Despite this growing international trend towards embracing digital assets, Kim noted that the South Korean FSC would need more time to closely monitor the evolution of the global cryptocurrency market. He emphasized that the country must carefully observe the actions of other nations, particularly the U.S., before considering any policy shifts regarding Bitcoin reserves.


“We will have to see what the U.S. does, but it is a bit far-fetched at the moment. For now, the priority is how to connect this market to the existing financial system and establish a relationship with it,” Kim explained.


Kim also pointed to South Korea’s current focus on strengthening its traditional financial market, rather than pushing further into the volatile world of cryptocurrencies. He noted that while virtual asset trading volumes have surged, even surpassing those of South Korea’s main stock market indices, KOSPI and KOSDAQ, the country’s regulators believe more focus should be placed on directing investment into the stock market.


“The prices of virtual assets are rising rapidly in a short period of time, and the market itself is highly volatile.

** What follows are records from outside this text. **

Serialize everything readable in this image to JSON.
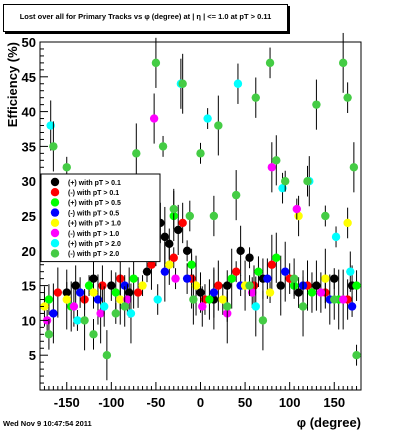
{
  "chart_data": {
    "type": "scatter",
    "title": "Lost over all for Primary Tracks vs φ (degree) at | η | <= 1.0 at pT > 0.11",
    "xlabel": "φ (degree)",
    "ylabel": "Efficiency (%)",
    "xlim": [
      -180,
      180
    ],
    "ylim": [
      0,
      50
    ],
    "x_ticks": [
      -150,
      -100,
      -50,
      0,
      50,
      100,
      150
    ],
    "y_ticks": [
      5,
      10,
      15,
      20,
      25,
      30,
      35,
      40,
      45,
      50
    ],
    "grid": false,
    "legend_position": "left-middle",
    "series": [
      {
        "name": "(+) with pT > 0.1",
        "color": "#000000",
        "points": [
          [
            -150,
            14
          ],
          [
            -140,
            15
          ],
          [
            -120,
            16
          ],
          [
            -100,
            15
          ],
          [
            -80,
            14
          ],
          [
            -60,
            17
          ],
          [
            -45,
            24
          ],
          [
            -40,
            22
          ],
          [
            -35,
            21
          ],
          [
            -25,
            23
          ],
          [
            -15,
            20
          ],
          [
            0,
            14
          ],
          [
            15,
            13
          ],
          [
            30,
            15
          ],
          [
            45,
            20
          ],
          [
            55,
            19
          ],
          [
            70,
            16
          ],
          [
            90,
            15
          ],
          [
            110,
            14
          ],
          [
            130,
            15
          ],
          [
            150,
            16
          ],
          [
            170,
            15
          ]
        ]
      },
      {
        "name": "(-) with pT > 0.1",
        "color": "#ff0000",
        "points": [
          [
            -160,
            14
          ],
          [
            -130,
            13
          ],
          [
            -110,
            15
          ],
          [
            -90,
            16
          ],
          [
            -70,
            14
          ],
          [
            -55,
            18
          ],
          [
            -30,
            19
          ],
          [
            -20,
            24
          ],
          [
            -10,
            16
          ],
          [
            5,
            13
          ],
          [
            20,
            15
          ],
          [
            40,
            17
          ],
          [
            60,
            15
          ],
          [
            80,
            18
          ],
          [
            100,
            16
          ],
          [
            120,
            15
          ],
          [
            140,
            14
          ],
          [
            165,
            13
          ]
        ]
      },
      {
        "name": "(+) with pT > 0.5",
        "color": "#00ff00",
        "points": [
          [
            -170,
            13
          ],
          [
            -145,
            12
          ],
          [
            -125,
            15
          ],
          [
            -95,
            14
          ],
          [
            -75,
            16
          ],
          [
            -50,
            20
          ],
          [
            -30,
            25
          ],
          [
            -10,
            18
          ],
          [
            10,
            13
          ],
          [
            35,
            16
          ],
          [
            65,
            17
          ],
          [
            85,
            19
          ],
          [
            105,
            15
          ],
          [
            125,
            14
          ],
          [
            155,
            13
          ],
          [
            175,
            15
          ]
        ]
      },
      {
        "name": "(-) with pT > 0.5",
        "color": "#0000ff",
        "points": [
          [
            -165,
            11
          ],
          [
            -135,
            14
          ],
          [
            -115,
            13
          ],
          [
            -85,
            15
          ],
          [
            -60,
            28
          ],
          [
            -40,
            17
          ],
          [
            -15,
            16
          ],
          [
            15,
            14
          ],
          [
            45,
            15
          ],
          [
            75,
            16
          ],
          [
            95,
            17
          ],
          [
            115,
            15
          ],
          [
            145,
            13
          ],
          [
            170,
            12
          ]
        ]
      },
      {
        "name": "(+) with pT > 1.0",
        "color": "#ffff00",
        "points": [
          [
            -175,
            12
          ],
          [
            -150,
            13
          ],
          [
            -120,
            14
          ],
          [
            -90,
            13
          ],
          [
            -65,
            15
          ],
          [
            -35,
            18
          ],
          [
            -5,
            15
          ],
          [
            25,
            13
          ],
          [
            50,
            15
          ],
          [
            78,
            14
          ],
          [
            110,
            25
          ],
          [
            140,
            16
          ],
          [
            165,
            24
          ]
        ]
      },
      {
        "name": "(-) with pT > 1.0",
        "color": "#ff00ff",
        "points": [
          [
            -172,
            10
          ],
          [
            -142,
            12
          ],
          [
            -112,
            11
          ],
          [
            -82,
            13
          ],
          [
            -52,
            39
          ],
          [
            -28,
            16
          ],
          [
            2,
            12
          ],
          [
            30,
            11
          ],
          [
            58,
            14
          ],
          [
            80,
            32
          ],
          [
            108,
            26
          ],
          [
            135,
            14
          ],
          [
            160,
            13
          ]
        ]
      },
      {
        "name": "(+) with pT > 2.0",
        "color": "#00ffff",
        "points": [
          [
            -168,
            38
          ],
          [
            -138,
            10
          ],
          [
            -108,
            12
          ],
          [
            -78,
            11
          ],
          [
            -48,
            13
          ],
          [
            -22,
            44
          ],
          [
            8,
            39
          ],
          [
            42,
            44
          ],
          [
            62,
            12
          ],
          [
            92,
            29
          ],
          [
            122,
            30
          ],
          [
            152,
            22
          ],
          [
            168,
            17
          ]
        ]
      },
      {
        "name": "(-) with pT > 2.0",
        "color": "#44cc44",
        "points": [
          [
            -170,
            8
          ],
          [
            -165,
            35
          ],
          [
            -150,
            32
          ],
          [
            -140,
            27
          ],
          [
            -130,
            10
          ],
          [
            -120,
            8
          ],
          [
            -105,
            5
          ],
          [
            -95,
            11
          ],
          [
            -85,
            12
          ],
          [
            -72,
            34
          ],
          [
            -60,
            22
          ],
          [
            -50,
            47
          ],
          [
            -42,
            35
          ],
          [
            -30,
            26
          ],
          [
            -20,
            44
          ],
          [
            -12,
            25
          ],
          [
            -8,
            13
          ],
          [
            0,
            34
          ],
          [
            15,
            25
          ],
          [
            20,
            38
          ],
          [
            30,
            12
          ],
          [
            40,
            28
          ],
          [
            55,
            15
          ],
          [
            62,
            42
          ],
          [
            70,
            10
          ],
          [
            78,
            47
          ],
          [
            85,
            33
          ],
          [
            95,
            30
          ],
          [
            105,
            16
          ],
          [
            115,
            12
          ],
          [
            120,
            30
          ],
          [
            130,
            41
          ],
          [
            140,
            25
          ],
          [
            150,
            13
          ],
          [
            160,
            47
          ],
          [
            165,
            42
          ],
          [
            172,
            32
          ],
          [
            175,
            5
          ]
        ]
      }
    ],
    "footer": "Wed Nov  9 10:47:54 2011"
  }
}
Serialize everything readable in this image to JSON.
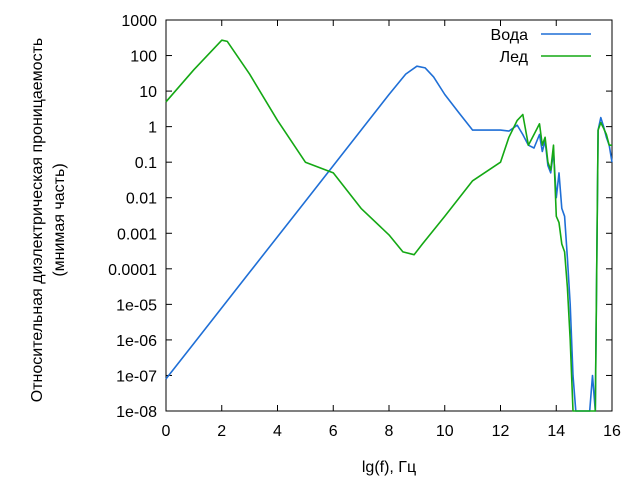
{
  "chart_data": {
    "type": "line",
    "xlabel": "lg(f), Гц",
    "ylabel": [
      "Относительная диэлектрическая проницаемость",
      "(мнимая часть)"
    ],
    "xlim": [
      0,
      16
    ],
    "ylim": [
      1e-08,
      1000
    ],
    "yscale": "log",
    "grid": false,
    "legend_position": "top-right",
    "x_ticks": [
      0,
      2,
      4,
      6,
      8,
      10,
      12,
      14,
      16
    ],
    "x_tick_labels": [
      "0",
      "2",
      "4",
      "6",
      "8",
      "10",
      "12",
      "14",
      "16"
    ],
    "y_ticks": [
      1e-08,
      1e-07,
      1e-06,
      1e-05,
      0.0001,
      0.001,
      0.01,
      0.1,
      1,
      10,
      100,
      1000
    ],
    "y_tick_labels": [
      "1e-08",
      "1e-07",
      "1e-06",
      "1e-05",
      "0.0001",
      "0.001",
      "0.01",
      "0.1",
      "1",
      "10",
      "100",
      "1000"
    ],
    "series": [
      {
        "name": "Вода",
        "color": "#1f6fd6",
        "x": [
          0,
          1,
          2,
          3,
          4,
          5,
          6,
          7,
          8,
          8.6,
          9,
          9.3,
          9.6,
          10,
          10.5,
          11,
          11.5,
          12,
          12.3,
          12.6,
          12.8,
          13.0,
          13.2,
          13.4,
          13.5,
          13.6,
          13.7,
          13.8,
          13.9,
          14.0,
          14.1,
          14.2,
          14.3,
          14.4,
          14.5,
          14.6,
          14.7,
          14.8,
          14.9,
          15.0,
          15.1,
          15.2,
          15.3,
          15.4,
          15.5,
          15.6,
          15.7,
          15.8,
          15.9,
          16.0
        ],
        "y": [
          8e-08,
          8e-07,
          8e-06,
          8e-05,
          0.0008,
          0.008,
          0.08,
          0.8,
          8,
          30,
          50,
          45,
          25,
          8,
          2.5,
          0.8,
          0.8,
          0.8,
          0.75,
          1.1,
          0.6,
          0.3,
          0.25,
          0.6,
          0.2,
          0.4,
          0.08,
          0.05,
          0.2,
          0.01,
          0.05,
          0.005,
          0.003,
          0.0002,
          1e-05,
          1e-07,
          1e-08,
          1e-08,
          1e-08,
          1e-08,
          1e-08,
          1e-08,
          1e-07,
          1e-08,
          0.8,
          1.8,
          1.0,
          0.5,
          0.3,
          0.1
        ]
      },
      {
        "name": "Лед",
        "color": "#14a814",
        "x": [
          0,
          1,
          2,
          2.2,
          3,
          4,
          5,
          6,
          7,
          8,
          8.5,
          8.9,
          9.2,
          10,
          11,
          12,
          12.3,
          12.6,
          12.8,
          13.0,
          13.2,
          13.4,
          13.5,
          13.6,
          13.7,
          13.8,
          13.9,
          14.0,
          14.1,
          14.2,
          14.3,
          14.4,
          14.5,
          14.6,
          14.7,
          14.8,
          14.9,
          15.0,
          15.1,
          15.2,
          15.3,
          15.4,
          15.5,
          15.6,
          15.7,
          15.8,
          15.9,
          16.0
        ],
        "y": [
          5,
          40,
          270,
          250,
          30,
          1.5,
          0.1,
          0.05,
          0.005,
          0.0009,
          0.0003,
          0.00025,
          0.0005,
          0.003,
          0.03,
          0.1,
          0.5,
          1.5,
          2.2,
          0.3,
          0.6,
          1.2,
          0.3,
          0.5,
          0.1,
          0.06,
          0.3,
          0.003,
          0.002,
          0.0005,
          0.0003,
          3e-05,
          1e-06,
          1e-08,
          1e-08,
          1e-08,
          1e-08,
          1e-08,
          1e-08,
          1e-08,
          1e-08,
          1e-08,
          0.8,
          1.3,
          0.9,
          0.6,
          0.3,
          0.3
        ]
      }
    ]
  }
}
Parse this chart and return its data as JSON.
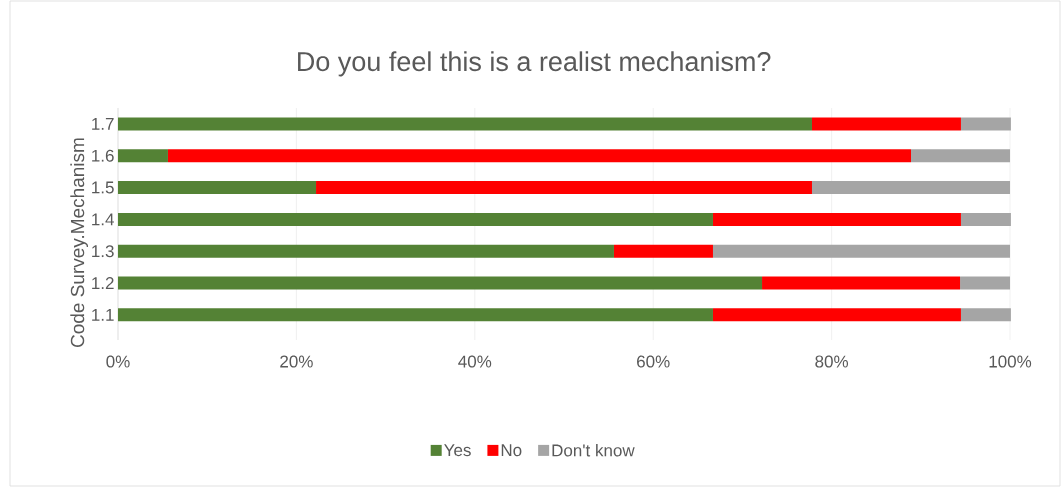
{
  "chart_data": {
    "type": "bar",
    "orientation": "horizontal",
    "stacked": true,
    "title": "Do you feel this is a realist mechanism?",
    "ylabel": "Code Survey.Mechanism",
    "categories": [
      "1.7",
      "1.6",
      "1.5",
      "1.4",
      "1.3",
      "1.2",
      "1.1"
    ],
    "series": [
      {
        "name": "Yes",
        "color": "#548235",
        "values": [
          77.8,
          5.6,
          22.2,
          66.7,
          55.6,
          72.2,
          66.7
        ]
      },
      {
        "name": "No",
        "color": "#ff0000",
        "values": [
          16.7,
          83.3,
          55.6,
          27.8,
          11.1,
          22.2,
          27.8
        ]
      },
      {
        "name": "Don't know",
        "color": "#a5a5a5",
        "values": [
          5.6,
          11.1,
          22.2,
          5.6,
          33.3,
          5.6,
          5.6
        ]
      }
    ],
    "xlim": [
      0,
      100
    ],
    "xticks": [
      {
        "value": 0,
        "label": "0%"
      },
      {
        "value": 20,
        "label": "20%"
      },
      {
        "value": 40,
        "label": "40%"
      },
      {
        "value": 60,
        "label": "60%"
      },
      {
        "value": 80,
        "label": "80%"
      },
      {
        "value": 100,
        "label": "100%"
      }
    ],
    "grid": "x",
    "legend": "bottom"
  }
}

It is necessary to closely monitor the unfair trading sector,” Kim warned, underlining the FSC's concern over potential market manipulation in the crypto sector.


In addition to caution on Bitcoin reserves, South Korean regulators are taking steps to strengthen oversight of the crypto market. On November 20, the Democratic Party of Korea revealed plans to introduce a 20% tax on cryptocurrency profits starting in January 2025. The proposed tax would apply to profits exceeding 50 million Korean won (approximately $35,668), with an additional 2% local tax. Initially, the government had considered applying the 20% tax to profits above 2.5 million won ($1,800), but this was met with resistance from major crypto exchanges, who argued that such a low threshold would negatively impact trading volumes.


South Korea’s approach to cryptocurrency regulation remains cautious, but its evolving stance indicates that policymakers are paying close attention to global trends while carefully considering the potential risks and rewards of a rapidly changing digital landscape. The decision to delay a national Bitcoin reserve for now reflects the FSC’s desire to maintain control over the evolving market while ensuring the stability of the broader financial system.